A question remains, though, over whether the June 2 vote on the initiative, as it is now drafted, will be in compliance with the California Election Code. The initiative process in California calls for measures approved for the ballot in a voter-endorsed process be presented to the electorate in the exact form presented by the petitioners and approved by at least ten percent of the voters. Given that the initiative Elsasser and the Alliance for Safe Access presented to the voters is different from what the town’s voters will be voting on in June, the undertaking is out of step with the code.
Adams, who as city attorney in Upland has done considerable in depth research into the California Election Code as pertains to initiatives, said that the initiative to be presented to Yucca Valley voters on June 2 will deviate from what is specified under the code.
The vote is likely to yet go on, Adams said, if the process is not challenged.

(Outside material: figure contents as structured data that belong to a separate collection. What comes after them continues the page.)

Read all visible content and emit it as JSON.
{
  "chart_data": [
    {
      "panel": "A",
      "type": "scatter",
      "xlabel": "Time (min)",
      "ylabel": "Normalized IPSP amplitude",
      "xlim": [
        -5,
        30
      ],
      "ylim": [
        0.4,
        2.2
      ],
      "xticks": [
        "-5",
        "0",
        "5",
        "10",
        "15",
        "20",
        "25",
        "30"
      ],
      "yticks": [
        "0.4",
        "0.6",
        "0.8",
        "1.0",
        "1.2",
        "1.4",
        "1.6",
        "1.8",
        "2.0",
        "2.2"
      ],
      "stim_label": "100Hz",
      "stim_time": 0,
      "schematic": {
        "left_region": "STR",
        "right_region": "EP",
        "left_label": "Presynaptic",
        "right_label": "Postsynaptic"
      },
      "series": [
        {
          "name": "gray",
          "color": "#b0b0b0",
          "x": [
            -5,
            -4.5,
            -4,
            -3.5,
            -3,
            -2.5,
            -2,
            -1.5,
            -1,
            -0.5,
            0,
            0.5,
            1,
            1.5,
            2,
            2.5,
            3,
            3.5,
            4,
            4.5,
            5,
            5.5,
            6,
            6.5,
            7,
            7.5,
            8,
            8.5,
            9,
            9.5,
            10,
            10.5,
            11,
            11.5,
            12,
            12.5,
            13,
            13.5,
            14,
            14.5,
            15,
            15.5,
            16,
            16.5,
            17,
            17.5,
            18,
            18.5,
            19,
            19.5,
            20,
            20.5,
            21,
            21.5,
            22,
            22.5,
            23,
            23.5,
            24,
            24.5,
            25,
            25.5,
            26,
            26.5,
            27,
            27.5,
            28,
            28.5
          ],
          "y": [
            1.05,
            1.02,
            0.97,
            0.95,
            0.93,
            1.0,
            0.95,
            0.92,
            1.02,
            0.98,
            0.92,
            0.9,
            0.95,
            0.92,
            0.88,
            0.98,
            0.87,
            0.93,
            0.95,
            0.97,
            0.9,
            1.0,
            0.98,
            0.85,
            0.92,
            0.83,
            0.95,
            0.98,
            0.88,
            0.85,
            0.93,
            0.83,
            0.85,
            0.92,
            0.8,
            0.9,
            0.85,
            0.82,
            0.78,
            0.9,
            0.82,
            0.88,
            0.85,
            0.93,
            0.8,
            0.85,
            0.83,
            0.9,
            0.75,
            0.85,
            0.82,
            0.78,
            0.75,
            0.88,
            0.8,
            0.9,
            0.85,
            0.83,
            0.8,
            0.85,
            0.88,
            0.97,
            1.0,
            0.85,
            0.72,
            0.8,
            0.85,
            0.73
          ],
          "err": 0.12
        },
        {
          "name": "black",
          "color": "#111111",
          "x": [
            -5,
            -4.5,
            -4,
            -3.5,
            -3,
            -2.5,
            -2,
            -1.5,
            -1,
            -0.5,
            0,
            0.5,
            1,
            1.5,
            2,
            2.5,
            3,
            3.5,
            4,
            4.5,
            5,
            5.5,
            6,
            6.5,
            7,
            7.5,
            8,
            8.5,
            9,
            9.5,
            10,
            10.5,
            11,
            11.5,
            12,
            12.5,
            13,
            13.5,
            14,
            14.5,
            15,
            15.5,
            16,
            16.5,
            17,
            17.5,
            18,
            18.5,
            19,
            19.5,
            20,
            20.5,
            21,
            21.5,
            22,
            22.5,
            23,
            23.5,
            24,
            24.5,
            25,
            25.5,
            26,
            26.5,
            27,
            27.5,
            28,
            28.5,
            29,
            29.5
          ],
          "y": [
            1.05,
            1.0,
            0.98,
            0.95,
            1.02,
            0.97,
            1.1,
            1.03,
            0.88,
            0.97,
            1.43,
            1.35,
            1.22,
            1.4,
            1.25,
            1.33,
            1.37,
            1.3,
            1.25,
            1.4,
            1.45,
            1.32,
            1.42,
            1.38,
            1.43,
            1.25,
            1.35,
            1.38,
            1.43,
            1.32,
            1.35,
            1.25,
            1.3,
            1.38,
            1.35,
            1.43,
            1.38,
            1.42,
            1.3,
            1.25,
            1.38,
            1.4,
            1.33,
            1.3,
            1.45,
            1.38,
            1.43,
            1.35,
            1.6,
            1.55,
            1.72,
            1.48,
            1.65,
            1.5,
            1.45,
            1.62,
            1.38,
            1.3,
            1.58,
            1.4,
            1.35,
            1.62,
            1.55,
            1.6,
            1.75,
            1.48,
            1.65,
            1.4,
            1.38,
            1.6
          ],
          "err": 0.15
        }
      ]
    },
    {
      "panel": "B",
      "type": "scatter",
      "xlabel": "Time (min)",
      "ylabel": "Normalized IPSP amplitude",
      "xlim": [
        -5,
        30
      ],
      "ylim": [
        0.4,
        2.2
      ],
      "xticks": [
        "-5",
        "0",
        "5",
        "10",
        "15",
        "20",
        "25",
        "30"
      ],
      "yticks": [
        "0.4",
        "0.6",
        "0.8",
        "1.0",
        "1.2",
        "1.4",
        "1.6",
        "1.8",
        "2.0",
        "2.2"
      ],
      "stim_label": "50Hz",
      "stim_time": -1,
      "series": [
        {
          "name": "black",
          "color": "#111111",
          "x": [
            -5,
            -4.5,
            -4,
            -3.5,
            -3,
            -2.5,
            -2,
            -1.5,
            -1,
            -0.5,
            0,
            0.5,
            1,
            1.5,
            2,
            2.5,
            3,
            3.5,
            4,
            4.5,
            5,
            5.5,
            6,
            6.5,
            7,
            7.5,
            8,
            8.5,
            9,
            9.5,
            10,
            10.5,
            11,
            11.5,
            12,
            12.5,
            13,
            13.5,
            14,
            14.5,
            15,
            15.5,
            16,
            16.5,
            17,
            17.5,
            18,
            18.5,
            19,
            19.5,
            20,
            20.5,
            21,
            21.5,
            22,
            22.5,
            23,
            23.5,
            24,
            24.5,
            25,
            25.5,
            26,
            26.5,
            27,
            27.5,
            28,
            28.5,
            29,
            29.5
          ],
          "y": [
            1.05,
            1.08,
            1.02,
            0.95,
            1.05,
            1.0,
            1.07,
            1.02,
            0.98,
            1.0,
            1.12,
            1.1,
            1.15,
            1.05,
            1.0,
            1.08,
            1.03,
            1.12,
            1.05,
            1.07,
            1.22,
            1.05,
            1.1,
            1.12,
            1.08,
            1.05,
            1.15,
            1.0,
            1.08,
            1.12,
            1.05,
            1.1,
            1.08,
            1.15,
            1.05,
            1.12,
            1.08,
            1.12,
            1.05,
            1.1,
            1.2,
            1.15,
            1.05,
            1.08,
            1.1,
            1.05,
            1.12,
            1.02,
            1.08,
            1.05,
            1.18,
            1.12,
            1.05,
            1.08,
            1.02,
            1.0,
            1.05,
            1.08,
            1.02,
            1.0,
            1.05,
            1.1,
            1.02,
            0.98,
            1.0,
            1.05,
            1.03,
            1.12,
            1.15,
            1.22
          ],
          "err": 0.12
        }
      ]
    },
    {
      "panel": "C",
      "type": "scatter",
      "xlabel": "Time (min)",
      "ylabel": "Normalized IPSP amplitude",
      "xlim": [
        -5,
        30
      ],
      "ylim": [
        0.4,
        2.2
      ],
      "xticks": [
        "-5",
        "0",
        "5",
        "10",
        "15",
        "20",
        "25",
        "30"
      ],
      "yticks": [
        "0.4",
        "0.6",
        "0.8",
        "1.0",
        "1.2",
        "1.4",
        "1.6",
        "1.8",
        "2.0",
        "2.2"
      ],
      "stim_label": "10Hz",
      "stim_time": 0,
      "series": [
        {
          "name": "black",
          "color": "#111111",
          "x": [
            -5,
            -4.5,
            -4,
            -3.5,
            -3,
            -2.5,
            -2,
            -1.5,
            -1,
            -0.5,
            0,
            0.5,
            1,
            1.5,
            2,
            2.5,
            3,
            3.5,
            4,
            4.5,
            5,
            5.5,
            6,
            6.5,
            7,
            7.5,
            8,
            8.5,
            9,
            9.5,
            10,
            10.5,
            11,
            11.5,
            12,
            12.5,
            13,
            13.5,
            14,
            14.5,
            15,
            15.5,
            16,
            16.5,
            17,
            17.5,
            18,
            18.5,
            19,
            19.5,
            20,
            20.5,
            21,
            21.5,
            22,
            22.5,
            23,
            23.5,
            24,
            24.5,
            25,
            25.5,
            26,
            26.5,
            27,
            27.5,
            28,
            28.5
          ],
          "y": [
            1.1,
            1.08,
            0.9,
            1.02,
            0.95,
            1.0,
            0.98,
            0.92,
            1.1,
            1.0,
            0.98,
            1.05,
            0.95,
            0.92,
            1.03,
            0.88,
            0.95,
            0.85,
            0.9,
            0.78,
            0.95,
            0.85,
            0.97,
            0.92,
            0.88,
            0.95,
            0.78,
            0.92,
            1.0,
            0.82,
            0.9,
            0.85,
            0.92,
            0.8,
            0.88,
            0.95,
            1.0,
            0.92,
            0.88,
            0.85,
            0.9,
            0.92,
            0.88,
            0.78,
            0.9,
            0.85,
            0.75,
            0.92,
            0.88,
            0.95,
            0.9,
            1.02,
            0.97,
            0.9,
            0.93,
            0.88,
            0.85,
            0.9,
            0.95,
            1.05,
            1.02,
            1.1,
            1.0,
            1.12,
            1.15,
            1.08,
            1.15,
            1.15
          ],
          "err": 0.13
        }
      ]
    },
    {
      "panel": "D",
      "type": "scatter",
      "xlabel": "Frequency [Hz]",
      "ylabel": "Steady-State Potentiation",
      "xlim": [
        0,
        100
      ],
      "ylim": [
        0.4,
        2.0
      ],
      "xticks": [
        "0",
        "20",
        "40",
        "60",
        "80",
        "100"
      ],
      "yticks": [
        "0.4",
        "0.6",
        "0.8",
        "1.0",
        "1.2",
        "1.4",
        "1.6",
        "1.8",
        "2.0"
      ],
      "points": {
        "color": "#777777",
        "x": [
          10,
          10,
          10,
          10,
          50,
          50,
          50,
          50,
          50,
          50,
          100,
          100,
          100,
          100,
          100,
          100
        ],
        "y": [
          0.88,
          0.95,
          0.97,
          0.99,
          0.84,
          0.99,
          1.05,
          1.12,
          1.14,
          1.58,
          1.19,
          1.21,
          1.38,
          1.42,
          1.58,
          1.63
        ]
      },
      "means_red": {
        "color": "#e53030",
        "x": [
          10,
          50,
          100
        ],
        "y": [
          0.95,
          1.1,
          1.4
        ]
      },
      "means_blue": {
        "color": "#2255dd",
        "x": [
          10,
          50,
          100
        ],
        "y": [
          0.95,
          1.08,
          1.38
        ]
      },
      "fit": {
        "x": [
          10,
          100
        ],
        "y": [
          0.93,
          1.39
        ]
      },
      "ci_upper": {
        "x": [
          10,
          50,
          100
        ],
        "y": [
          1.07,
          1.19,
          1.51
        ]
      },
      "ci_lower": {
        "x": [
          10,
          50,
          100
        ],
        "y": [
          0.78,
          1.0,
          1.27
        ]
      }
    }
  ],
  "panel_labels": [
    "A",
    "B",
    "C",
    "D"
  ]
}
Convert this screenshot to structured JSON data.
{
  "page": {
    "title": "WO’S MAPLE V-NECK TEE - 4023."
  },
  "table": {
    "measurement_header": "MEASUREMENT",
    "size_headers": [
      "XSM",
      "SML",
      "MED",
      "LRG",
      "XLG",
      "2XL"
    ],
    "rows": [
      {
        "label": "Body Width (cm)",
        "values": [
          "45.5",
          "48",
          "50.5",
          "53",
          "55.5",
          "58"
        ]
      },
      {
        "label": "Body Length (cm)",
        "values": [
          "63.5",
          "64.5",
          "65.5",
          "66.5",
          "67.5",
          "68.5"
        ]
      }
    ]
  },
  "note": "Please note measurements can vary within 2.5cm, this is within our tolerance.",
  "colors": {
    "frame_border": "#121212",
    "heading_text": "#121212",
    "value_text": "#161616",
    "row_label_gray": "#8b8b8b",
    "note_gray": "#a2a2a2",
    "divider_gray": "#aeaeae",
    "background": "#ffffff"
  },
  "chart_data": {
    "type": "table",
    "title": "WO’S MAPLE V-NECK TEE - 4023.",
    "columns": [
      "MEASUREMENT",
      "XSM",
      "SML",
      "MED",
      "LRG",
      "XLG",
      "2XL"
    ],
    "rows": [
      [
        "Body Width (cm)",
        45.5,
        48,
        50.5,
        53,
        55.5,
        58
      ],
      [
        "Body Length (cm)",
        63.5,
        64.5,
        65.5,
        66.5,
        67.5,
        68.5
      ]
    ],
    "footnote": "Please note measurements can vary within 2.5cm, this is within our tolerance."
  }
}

Outsiders or others without standing could not challenge the process the Yucca Valley Town Council approved, Adams said. But if the ballot initiative were to be challenged by an individual with standing, a day of reckoning will come for Yucca Valley, according to Adams.
“A challenge could only be made by an individual with standing,” Adams said. “Someone with standing would be one of the signers of the initiative petition.”
Yucca Valley Town Attorney Lona Laymon said substituting in the revised initiative was legal.
“The petition proponents and the town negotiated the revised measure pursuant to the provisions of Elections Code § 9604,” Laymon said. “Upon reaching a good faith compromise on a revised measure, the proponents of the initiative petition withdrew the original measure before it was acted upon by the town council and filed with the county registrar of voters.”
Laymon said the initiative language was not set in stone once the signed petitions were turned over to the town clerk.
“The statute allowing for negotiations with regard to the measure, Elections Code § 9604, creates the opportunity for negotiation as to the terms of any measure even after signatures have been obtained. Section 9604 permits proponents to ‘withdraw the measure at any time before filing the petition with the appropriate elections official, i.e., the county registrar of voters. While there is little case law interpreting Section 9604, we believe this plain statutory language would override a challenge to a negotiated measure placed on the ballot and/or the concurrent withdrawal of the original measure before filing—indeed, the statute is very clear in stating that proponents may ‘withdraw’ their measure before filing.”
Laymon added, “In terms of timing, please note that we interpret the phrase ‘filing with the appropriate elections official’ as referring to the filing of the measure with the County Registrar of Voters, not the Town Clerk. Here’s why: Subsection (a) of § 9604 dealing with local initiatives refers to filing with the ‘appropriate elections official.’ Subsection (d), however, makes a distinction that a withdrawal under §9604 is effective for a local initiative upon receipt ‘by the appropriate local elections official.’ This would seem to create a distinction between the election official charged with actually processing the election, i.e., the county registrar of voters and the local elections officer whose duty is to present the petition to the council in order to call the election, i.e., town clerk. Therefore, the statute allows the withdrawal of a petition any time before filing with the county registrar of voters, which was precisely the case in Yucca Valley.”
As to the potential launching of a challenge to the town’s action by an individual with “standing,” such as one of those who had signed the petition in the expectation that what was presented to him/her would be what was voted upon, Laymon said, “We are aware of cases granting citizen/signatory standing in the context of citizen initiatives. However, those cases involved a writ of mandate to compel the placement of a measure on the ballot, not to prevent the statutorily-authorized withdrawal and substitution of a compromise measure.”